Tribunal Administratif de Lille — Décision N° TA59-2411076

jeudi 27 novembre 2025

JuridictionTribunal Administratif de Lille
SectionTribunal Administratif de Lille
N° DossierTA59-2411076
TypeDécision
RecoursExcès de pouvoir
PublicationC
Formation4ème Chambre
Avocat requérantDORE

Résumé IA

Le Tribunal Administratif de Lille a annulé les décisions implicites par lesquelles le préfet du Nord avait refusé de délivrer une carte de résident à Mme B... et M. D..., parents d’une enfant mineure reconnue réfugiée.
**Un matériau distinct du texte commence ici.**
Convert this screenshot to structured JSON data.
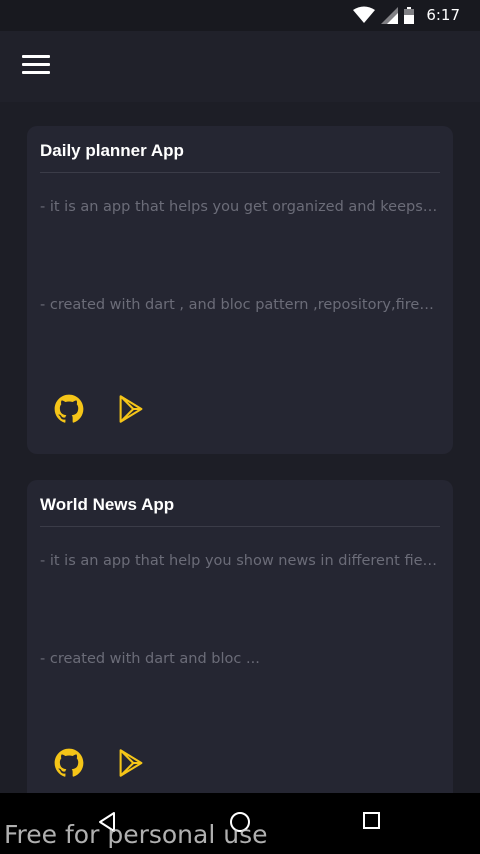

La juridiction a jugé que les requérants remplissaient les conditions posées par l’article L. 424-3 du code de l’entrée et du séjour des étrangers et du droit d’asile, qui prévoit la délivrance de ce titre aux parents d’un enfant réfugié. En conséquence, le tribunal a enjoint au préfet de délivrer les cartes de résident sollicitées dans un délai de deux mois.

Texte intégral

Vu les procédures suivantes :

I. Par une requête, enregistrée sous le n° 2411076 le 29 octobre 2024 Mme C... B..., représentée par Me Doré, demande au tribunal :

1°) de lui accorder le bénéfice de l’aide juridictionnelle provisoire ;

2°) d’annuler pour excès de pouvoir la décision implicite par laquelle le préfet du Nord a refusé de lui délivrer une carte de résident ;

3°) d’enjoindre au préfet du Nord de lui délivrer une carte de résident, sous astreinte de 300 euros par jour de retard dans un délai de quinze jours à compter de la notification du jugement à intervenir ;

4°) de mettre à la charge de l’Etat la somme de 1 500 euros à verser à Me Doré, son avocate, au titre des dispositions des articles L. 761-1 du code de justice administrative et 37 de la loi du 10 juillet 1991.

Elle soutient que :
- la décision attaquée est entachée d’incompétence ;
- elle méconnaît les dispositions de l’article L. 424-3 du code de l'entrée et du séjour des étrangers et du droit d'asile ;
- elle est entachée d’une erreur manifeste d’appréciation de sa situation.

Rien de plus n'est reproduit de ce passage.